Sea Seedがこれまで海に植えてきたサンゴたちも、少なからず高水温の被害を受けてきました。
なぜか白化しない群体
そんな中2015年ごろ、さんご畑で生まれ育ち海に植えられたサンゴの中に、ほかと比べて高海水温の影響を受けにくい傾向のある群体がいることに気づきました。
サンゴのなかにはもともと高水温に強い種類もいますが、その群体はとくに繊細で白化しやすいウスエダミドリイシという種類だったため、ひときわ注意を引きました。
そこから何故このサンゴだけが白化しないのか、観察をはじめました。
翌年の2016年夏、沖縄本島近海は異常海水温に見舞われました。
48日ものあいだ水温が30℃を越え、もっとも高い日では32.8℃にも昇りました。過去にも例のないほど過酷な環境だったと思います。

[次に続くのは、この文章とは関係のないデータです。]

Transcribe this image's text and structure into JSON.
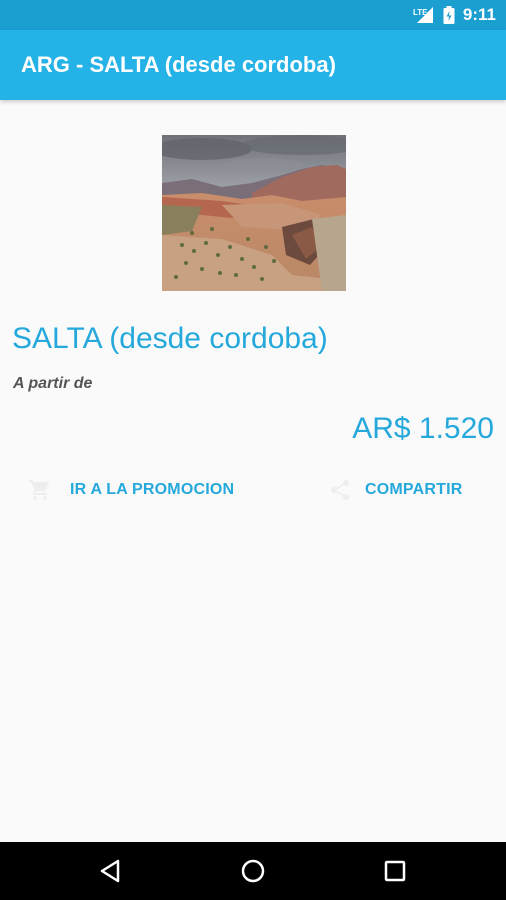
{
  "status_bar": {
    "network_label": "LTE",
    "time": "9:11",
    "icons": [
      "lte-signal-icon",
      "battery-icon"
    ]
  },
  "app_bar": {
    "title": "ARG - SALTA (desde cordoba)"
  },
  "promo": {
    "image": "salta-landscape-image",
    "title": "SALTA (desde cordoba)",
    "price_label": "A partir de",
    "price": "AR$ 1.520"
  },
  "actions": {
    "go_label": "IR A LA PROMOCION",
    "go_icon": "cart-icon",
    "share_label": "COMPARTIR",
    "share_icon": "share-icon"
  },
  "nav_bar": {
    "icons": [
      "back-icon",
      "home-icon",
      "recents-icon"
    ]
  },
  "colors": {
    "status_bar": "#1b9ed0",
    "app_bar": "#25b3e7",
    "accent_text": "#25a8db",
    "background": "#fafafa",
    "nav_bar": "#000000"
  }
}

代表の金城は48日間、毎日海に潜り「今日こそは状態を崩しているんじゃないか」と不安になりながら海中観察を続けたそうです。
まわりのサンゴたちが白化していく中でも耐性サンゴだけはあきらかに様子がちがっていて、ストレスの影響をまるで受けていないようでした。
結局その年にも耐性サンゴたちはまったく白化せず、ありがたいことにそのことに興味を持って下さったOIST(沖縄科学技術大学院大学)の研究者の方々と、一緒に研究を進めてみようということになりました。
研究で分かったこととこれから
快適そうなとき、水温が高いとき、日光が強いとき、産卵の時期などOISTの研究者の方々は、途方もない労力をかけて考えうる全ての状況下での耐性サンゴの遺伝子を解析してくれました。

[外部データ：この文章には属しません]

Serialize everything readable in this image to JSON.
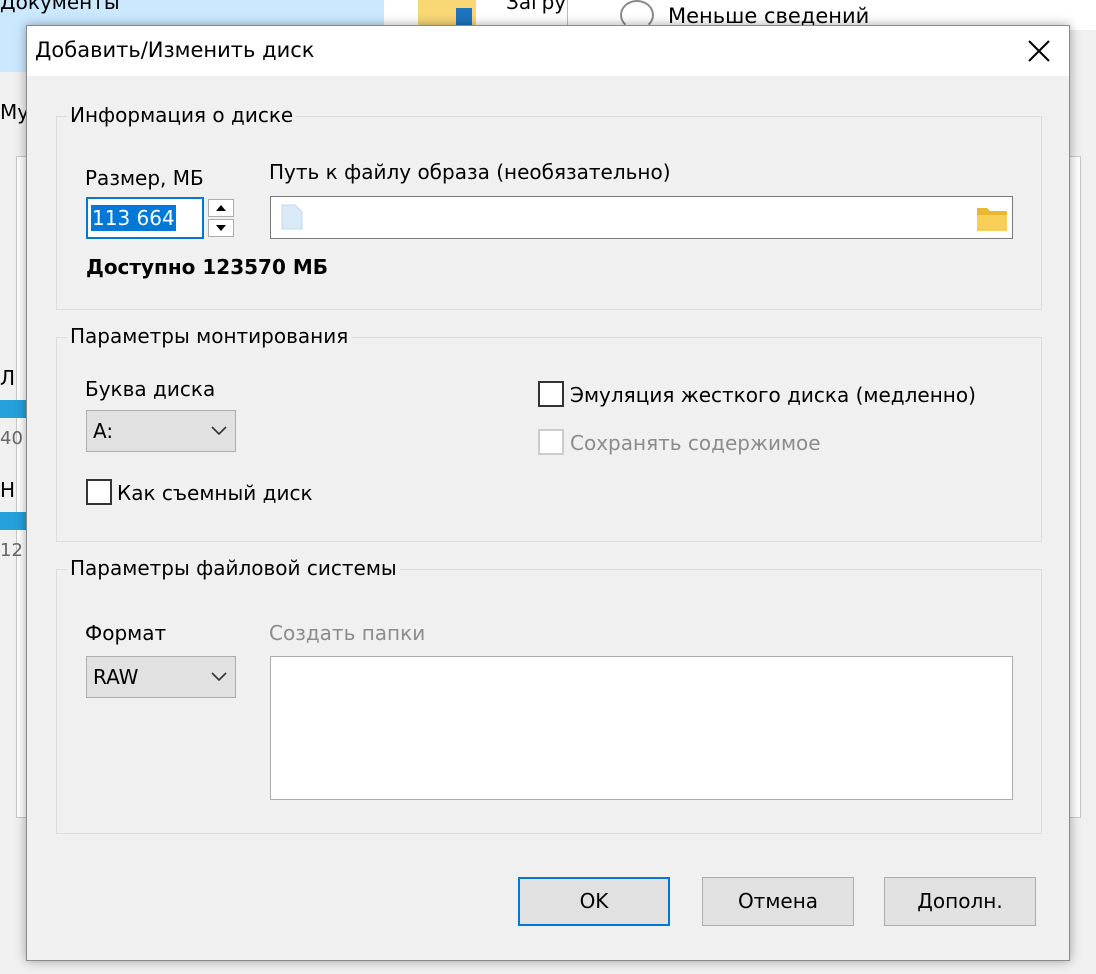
{
  "background_window": {
    "documents_label": "Документы",
    "downloads_label": "Загру",
    "less_details_label": "Меньше сведений",
    "side_my": "Му",
    "side_l": "Л",
    "side_40": "40",
    "side_h": "Н",
    "side_12": "12",
    "accent_color": "#26a0da"
  },
  "dialog": {
    "title": "Добавить/Изменить диск",
    "disk_info": {
      "group_label": "Информация о диске",
      "size_label": "Размер, МБ",
      "size_value": "113 664",
      "path_label": "Путь к файлу образа (необязательно)",
      "path_value": "",
      "available_text": "Доступно 123570 МБ"
    },
    "mount": {
      "group_label": "Параметры монтирования",
      "drive_letter_label": "Буква диска",
      "drive_letter_value": "A:",
      "removable_label": "Как съемный диск",
      "removable_checked": false,
      "hdd_emulation_label": "Эмуляция жесткого диска (медленно)",
      "hdd_emulation_checked": false,
      "keep_contents_label": "Сохранять содержимое",
      "keep_contents_checked": false,
      "keep_contents_enabled": false
    },
    "filesystem": {
      "group_label": "Параметры файловой системы",
      "format_label": "Формат",
      "format_value": "RAW",
      "create_folders_label": "Создать папки",
      "create_folders_value": ""
    },
    "buttons": {
      "ok": "OK",
      "cancel": "Отмена",
      "advanced": "Дополн."
    },
    "colors": {
      "focus_accent": "#0078d7",
      "button_face": "#e1e1e1",
      "dialog_bg": "#f0f0f0"
    }
  }
}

これまでの研究から、耐性サンゴたちは熱ストレスだけではなく、紫外線にも強く、乾燥にも長時間耐えられることがすでに分かっています。
厳しい環境に適応していく生き物たちの力強さを思い知らしらされる結果となりました。
まだまだこれから可能性を秘めていそうなのでこれからも研究は続きますが、耐性サンゴたちは今日も元気に暮らしています。